In ein rotes Kleid und einem weiten blauen Mantel gehüllt begegnet Maria als Himmelskönigin mit Krone dem Betrachter. Ihr gesenkter, demütiger Blick ist von großer jugendlicher Schönheit. Und doch strahlt sie Erhabenheit und Würde aus. Das freundlich dreinschauende Jesuskind auf ihrem Arm hebt eine Hand zur Segensspende.

Der Urenkel des Künstlers, Klemens Thamm, der die Restaurierung der Mariendarstellung von Weitem interessiert verfolgte, schrieb in einem Brief an die Potsdamer Gemeinde, dass sein Urgroßvater, der in einfachen bäuerlichen Verhältnissen aufwuchs, von „einer schlichten und unmittelbaren Volksfrömmigkeit geprägt war“, dessen Madonna jedoch durch die Schönheit und Feinheit der menschlichen Züge begeistert. „Ein Zufall war es vielleicht, dass man 2011 zwar an die Restaurierung der Figur dachte, ohne den Künstler zu kennen. Im gleichen Jahr befasste ich mich mit meinem Urgroßvater intensiv, auch mit der Madonna von Potsdam, was schließlich zur Wiederentdeckung der Dokumentation in der Chronik der Pfarrei führte“, so Klemens Thamm.

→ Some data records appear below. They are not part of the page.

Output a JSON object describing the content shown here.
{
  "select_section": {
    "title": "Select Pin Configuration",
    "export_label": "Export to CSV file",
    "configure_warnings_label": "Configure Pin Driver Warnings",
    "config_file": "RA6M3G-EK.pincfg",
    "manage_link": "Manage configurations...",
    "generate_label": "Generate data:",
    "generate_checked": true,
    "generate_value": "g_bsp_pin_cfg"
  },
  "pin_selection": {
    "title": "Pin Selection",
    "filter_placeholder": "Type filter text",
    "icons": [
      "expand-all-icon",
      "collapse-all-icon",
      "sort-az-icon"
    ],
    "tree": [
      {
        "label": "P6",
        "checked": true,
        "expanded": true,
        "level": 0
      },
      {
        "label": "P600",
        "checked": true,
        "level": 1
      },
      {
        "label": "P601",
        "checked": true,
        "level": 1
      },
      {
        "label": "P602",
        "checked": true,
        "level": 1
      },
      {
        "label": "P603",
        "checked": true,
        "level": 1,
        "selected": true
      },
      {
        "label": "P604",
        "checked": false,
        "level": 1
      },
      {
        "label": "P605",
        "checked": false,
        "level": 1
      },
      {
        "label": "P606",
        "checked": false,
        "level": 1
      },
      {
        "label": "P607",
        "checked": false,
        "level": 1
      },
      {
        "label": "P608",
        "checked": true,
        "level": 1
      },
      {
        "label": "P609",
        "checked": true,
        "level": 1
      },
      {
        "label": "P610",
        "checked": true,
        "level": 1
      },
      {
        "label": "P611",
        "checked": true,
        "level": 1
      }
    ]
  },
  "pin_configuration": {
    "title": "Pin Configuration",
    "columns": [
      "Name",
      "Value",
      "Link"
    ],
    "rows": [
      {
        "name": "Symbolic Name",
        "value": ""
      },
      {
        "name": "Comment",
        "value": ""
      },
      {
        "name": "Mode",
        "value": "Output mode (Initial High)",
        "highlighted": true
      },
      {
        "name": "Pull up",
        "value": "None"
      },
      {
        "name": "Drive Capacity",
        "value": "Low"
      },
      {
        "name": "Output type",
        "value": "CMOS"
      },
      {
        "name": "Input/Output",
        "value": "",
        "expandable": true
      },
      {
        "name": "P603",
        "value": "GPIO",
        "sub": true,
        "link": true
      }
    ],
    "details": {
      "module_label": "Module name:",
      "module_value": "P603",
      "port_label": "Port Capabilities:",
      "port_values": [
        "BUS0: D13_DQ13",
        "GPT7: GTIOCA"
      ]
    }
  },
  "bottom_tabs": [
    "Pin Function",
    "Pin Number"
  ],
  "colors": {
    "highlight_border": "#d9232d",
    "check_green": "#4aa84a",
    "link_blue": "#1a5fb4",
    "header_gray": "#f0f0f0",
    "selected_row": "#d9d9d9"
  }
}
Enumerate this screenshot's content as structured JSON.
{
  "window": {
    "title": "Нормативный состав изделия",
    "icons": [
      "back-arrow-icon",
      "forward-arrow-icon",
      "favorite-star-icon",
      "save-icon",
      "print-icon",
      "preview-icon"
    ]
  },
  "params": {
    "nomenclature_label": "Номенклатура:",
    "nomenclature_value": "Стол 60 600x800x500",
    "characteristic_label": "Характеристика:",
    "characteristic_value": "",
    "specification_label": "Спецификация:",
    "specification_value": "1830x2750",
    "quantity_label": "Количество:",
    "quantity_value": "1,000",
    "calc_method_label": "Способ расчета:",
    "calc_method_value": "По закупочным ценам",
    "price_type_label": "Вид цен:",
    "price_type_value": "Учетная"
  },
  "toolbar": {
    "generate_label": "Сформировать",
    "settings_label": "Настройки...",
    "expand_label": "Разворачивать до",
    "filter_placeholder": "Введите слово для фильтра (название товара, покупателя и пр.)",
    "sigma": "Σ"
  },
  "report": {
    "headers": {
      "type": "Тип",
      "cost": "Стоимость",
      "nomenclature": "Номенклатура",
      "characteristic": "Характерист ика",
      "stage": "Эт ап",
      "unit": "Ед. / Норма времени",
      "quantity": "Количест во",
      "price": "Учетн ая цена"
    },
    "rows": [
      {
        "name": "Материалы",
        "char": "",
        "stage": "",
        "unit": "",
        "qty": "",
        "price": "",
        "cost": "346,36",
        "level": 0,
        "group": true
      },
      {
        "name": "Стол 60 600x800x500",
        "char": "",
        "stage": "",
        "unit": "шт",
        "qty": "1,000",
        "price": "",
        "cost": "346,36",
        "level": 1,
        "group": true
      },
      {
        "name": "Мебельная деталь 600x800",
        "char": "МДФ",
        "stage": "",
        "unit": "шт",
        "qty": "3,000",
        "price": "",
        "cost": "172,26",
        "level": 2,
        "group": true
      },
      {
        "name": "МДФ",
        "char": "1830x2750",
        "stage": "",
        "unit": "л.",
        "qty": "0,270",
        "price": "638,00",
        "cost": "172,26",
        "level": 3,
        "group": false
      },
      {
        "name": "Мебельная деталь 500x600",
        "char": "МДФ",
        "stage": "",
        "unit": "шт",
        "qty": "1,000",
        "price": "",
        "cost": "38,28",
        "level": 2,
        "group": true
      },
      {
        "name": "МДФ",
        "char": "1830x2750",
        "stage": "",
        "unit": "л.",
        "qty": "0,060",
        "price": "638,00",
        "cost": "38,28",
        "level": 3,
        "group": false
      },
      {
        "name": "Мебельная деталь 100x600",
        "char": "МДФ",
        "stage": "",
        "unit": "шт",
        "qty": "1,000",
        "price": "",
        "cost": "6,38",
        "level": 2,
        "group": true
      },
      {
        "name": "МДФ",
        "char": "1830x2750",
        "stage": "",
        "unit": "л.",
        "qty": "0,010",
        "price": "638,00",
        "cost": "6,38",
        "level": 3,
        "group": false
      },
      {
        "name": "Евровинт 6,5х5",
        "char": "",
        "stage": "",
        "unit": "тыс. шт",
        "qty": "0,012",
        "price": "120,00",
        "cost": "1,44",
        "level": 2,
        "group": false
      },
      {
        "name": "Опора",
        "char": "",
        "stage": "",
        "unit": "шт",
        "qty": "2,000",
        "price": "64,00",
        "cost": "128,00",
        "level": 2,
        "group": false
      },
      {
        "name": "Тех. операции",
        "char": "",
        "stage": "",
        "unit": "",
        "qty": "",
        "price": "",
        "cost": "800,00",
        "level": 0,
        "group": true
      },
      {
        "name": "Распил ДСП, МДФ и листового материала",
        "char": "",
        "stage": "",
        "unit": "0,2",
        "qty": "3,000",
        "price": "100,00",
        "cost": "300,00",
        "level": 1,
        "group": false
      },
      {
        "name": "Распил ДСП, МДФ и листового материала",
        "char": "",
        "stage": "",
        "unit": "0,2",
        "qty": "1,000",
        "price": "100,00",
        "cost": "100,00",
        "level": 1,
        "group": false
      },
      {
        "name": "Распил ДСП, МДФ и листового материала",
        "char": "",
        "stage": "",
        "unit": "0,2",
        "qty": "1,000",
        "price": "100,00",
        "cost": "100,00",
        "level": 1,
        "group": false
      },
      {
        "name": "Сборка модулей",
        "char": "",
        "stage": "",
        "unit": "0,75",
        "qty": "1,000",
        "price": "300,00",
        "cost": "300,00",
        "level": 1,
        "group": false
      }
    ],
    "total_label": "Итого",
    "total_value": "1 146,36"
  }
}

Franz Thamm hat sich in eine lange Tradition der Mondsichelmadonnen eingereiht. Das erste Kunstwerk taucht erstmals um 1370 in Erfurt als sogenannte „Hirschmadonna“ auf. Bedeutende Künstler vor allem in der Gotik haben sich mit ihrer Darstellung befasst. Propst Müller wusste zu erzählen, dass man die Anregung für diese Madonnen-Bildnisse aus dem Bericht der Vision des Johannes, die man in der Offenbarungs-Geschichte im Neuen Testament findet, fand. „Dort wird von einer kosmischen und von einem Drachen verfolgten schwangeren Frau berichtet, die mit Sternen gekrönt und mit der Sonne bekleidet auf dem Mond steht und dem letzten apokalyptischen Gefecht zwischen dem Drachen und dem Erzengel Michael ausgesetzt wird.“

Grit Jehmlich und Oliver Max Wenske sind glücklich, dass sie mit dieser Restauratoren-Arbeit für die St. Peter und Paul Kirche nun ein weiteres Kunstwerk der Gemeinde übergeben können. In ihrer Werkstatt haben sie unter anderen die Pieta des Bildhauers Johann Peter Benkert und Andachtsbilder von Antoine Pesne, Künstler, die am preußischen Hof zur Friedrich Wilhelms I. und Friedrich des Großen tätig waren, wieder zu neuem Glanz verholfen.